Installé depuis des années au Cambodge et parlant très bien khmer, Alejandro Gonzalez-Davidson a été expulsé dans un avion en partance pour la Thaïlande lundi soir, a indiqué à l'AFP un fonctionnaire des services d'immigration qui a requis l'anonymat.

Le porte-parole du ministère de l'Intérieur, Khieu Sopheak, avait expliqué à l'AFP que les autorités s'apprêtaient à l'expulser après qu'il avait refusé de quitter le pays volontairement, sa demande de renouvellement du visa ayant été refusée.

Alejandro Gonzalez-Davidson a demandé aux amoureux de la nature dans le pays de "rester forts" dans un SMS envoyé avant son départ à l'ONG locale qu'il avait fondée.

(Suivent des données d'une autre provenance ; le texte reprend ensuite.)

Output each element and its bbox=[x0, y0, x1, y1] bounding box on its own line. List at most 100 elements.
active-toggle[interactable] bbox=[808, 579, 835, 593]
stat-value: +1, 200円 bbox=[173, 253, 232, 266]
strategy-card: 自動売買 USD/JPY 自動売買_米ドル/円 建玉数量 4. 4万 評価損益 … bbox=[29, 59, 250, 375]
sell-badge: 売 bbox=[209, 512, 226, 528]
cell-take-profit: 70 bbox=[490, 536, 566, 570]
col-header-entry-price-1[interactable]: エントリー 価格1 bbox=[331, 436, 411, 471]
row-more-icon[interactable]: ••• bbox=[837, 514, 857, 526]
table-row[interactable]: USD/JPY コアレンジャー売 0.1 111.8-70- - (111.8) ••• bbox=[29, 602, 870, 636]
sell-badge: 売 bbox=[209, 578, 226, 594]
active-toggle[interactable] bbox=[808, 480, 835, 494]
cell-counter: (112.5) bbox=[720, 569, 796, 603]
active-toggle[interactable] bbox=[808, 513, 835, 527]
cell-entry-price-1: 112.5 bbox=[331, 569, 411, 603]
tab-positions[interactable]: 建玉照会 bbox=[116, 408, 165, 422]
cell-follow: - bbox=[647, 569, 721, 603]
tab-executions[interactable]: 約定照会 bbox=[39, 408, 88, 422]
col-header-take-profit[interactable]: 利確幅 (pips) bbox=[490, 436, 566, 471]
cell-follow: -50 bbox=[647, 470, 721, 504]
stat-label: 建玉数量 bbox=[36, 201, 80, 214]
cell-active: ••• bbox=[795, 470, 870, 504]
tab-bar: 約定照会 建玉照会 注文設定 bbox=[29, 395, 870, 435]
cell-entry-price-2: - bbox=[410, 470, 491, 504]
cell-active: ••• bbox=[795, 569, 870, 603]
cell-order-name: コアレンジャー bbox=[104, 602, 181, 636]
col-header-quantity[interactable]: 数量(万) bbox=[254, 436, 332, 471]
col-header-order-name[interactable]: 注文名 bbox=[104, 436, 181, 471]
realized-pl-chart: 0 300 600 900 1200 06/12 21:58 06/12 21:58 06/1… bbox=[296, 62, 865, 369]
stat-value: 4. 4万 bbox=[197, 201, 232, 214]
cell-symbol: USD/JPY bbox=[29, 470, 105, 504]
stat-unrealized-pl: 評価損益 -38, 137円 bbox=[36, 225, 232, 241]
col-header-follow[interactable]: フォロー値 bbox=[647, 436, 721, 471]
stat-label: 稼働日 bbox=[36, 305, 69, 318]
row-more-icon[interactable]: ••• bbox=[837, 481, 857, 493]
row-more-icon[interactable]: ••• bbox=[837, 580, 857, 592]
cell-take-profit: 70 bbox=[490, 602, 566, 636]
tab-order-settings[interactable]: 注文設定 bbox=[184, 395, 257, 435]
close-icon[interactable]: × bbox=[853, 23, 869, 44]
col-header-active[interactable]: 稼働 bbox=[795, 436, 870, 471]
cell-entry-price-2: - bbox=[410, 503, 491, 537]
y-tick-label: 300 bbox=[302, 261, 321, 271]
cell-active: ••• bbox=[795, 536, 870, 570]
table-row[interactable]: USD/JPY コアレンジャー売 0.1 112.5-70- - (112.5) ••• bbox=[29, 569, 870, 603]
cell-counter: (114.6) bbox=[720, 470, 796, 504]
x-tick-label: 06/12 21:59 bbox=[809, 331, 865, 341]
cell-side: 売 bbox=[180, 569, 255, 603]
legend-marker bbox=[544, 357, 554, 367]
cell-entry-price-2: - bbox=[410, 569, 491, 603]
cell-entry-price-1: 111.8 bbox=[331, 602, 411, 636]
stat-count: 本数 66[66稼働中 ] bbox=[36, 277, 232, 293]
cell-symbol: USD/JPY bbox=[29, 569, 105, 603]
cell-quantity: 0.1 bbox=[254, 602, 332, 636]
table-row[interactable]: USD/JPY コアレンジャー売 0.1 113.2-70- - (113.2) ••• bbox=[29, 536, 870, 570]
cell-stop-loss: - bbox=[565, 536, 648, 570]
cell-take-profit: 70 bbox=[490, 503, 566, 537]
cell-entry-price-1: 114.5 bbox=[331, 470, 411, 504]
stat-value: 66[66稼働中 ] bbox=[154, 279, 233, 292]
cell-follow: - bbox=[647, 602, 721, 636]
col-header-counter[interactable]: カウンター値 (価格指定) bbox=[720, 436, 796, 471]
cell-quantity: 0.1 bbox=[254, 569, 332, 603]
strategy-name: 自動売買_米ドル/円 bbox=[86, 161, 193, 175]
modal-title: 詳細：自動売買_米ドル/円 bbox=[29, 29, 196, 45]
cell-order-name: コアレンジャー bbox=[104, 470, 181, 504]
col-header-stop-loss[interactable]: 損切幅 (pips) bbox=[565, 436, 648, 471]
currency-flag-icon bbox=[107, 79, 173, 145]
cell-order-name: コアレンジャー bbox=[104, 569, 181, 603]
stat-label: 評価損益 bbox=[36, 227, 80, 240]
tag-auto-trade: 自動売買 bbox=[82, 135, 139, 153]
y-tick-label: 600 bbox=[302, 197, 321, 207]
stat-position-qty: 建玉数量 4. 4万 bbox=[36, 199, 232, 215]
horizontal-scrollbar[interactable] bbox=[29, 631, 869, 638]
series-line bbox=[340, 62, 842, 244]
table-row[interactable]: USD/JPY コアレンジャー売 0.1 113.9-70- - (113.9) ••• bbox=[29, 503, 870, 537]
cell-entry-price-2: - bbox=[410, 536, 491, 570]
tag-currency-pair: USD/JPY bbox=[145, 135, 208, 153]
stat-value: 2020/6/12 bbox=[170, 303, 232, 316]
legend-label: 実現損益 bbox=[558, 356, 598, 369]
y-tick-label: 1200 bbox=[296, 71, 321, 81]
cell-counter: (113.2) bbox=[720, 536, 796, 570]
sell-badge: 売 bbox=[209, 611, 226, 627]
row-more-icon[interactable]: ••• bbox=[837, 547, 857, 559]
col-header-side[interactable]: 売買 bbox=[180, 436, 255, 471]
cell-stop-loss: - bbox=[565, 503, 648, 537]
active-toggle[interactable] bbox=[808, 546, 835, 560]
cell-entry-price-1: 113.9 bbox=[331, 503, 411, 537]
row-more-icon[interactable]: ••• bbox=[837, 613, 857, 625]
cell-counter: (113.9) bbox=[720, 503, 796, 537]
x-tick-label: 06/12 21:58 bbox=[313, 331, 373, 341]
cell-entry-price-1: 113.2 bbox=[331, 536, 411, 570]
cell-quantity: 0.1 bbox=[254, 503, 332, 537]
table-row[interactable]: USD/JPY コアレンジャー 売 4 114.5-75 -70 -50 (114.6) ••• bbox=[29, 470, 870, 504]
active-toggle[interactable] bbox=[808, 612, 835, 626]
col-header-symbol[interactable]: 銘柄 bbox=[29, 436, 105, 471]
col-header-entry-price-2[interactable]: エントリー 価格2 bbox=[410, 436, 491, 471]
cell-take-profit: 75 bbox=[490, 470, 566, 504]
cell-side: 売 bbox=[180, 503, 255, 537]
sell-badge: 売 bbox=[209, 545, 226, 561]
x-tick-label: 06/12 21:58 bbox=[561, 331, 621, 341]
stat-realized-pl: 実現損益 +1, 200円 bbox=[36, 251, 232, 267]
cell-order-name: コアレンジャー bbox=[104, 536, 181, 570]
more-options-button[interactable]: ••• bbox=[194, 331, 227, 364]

"Le combat qui est le vôtre est de gagner. Pour la Nature, notre vie", a-t-il dit, selon un communiqué publié par l'organisation Mother Nature.

Son ONG militait contre un projet controversé de barrage hydroélectrique dans la région de Koh Kong, dans le sud-ouest du pays, qui menace d'engloutir des dizaines de milliers d'hectares de forêt rare et des villages abritant 1.500 habitants.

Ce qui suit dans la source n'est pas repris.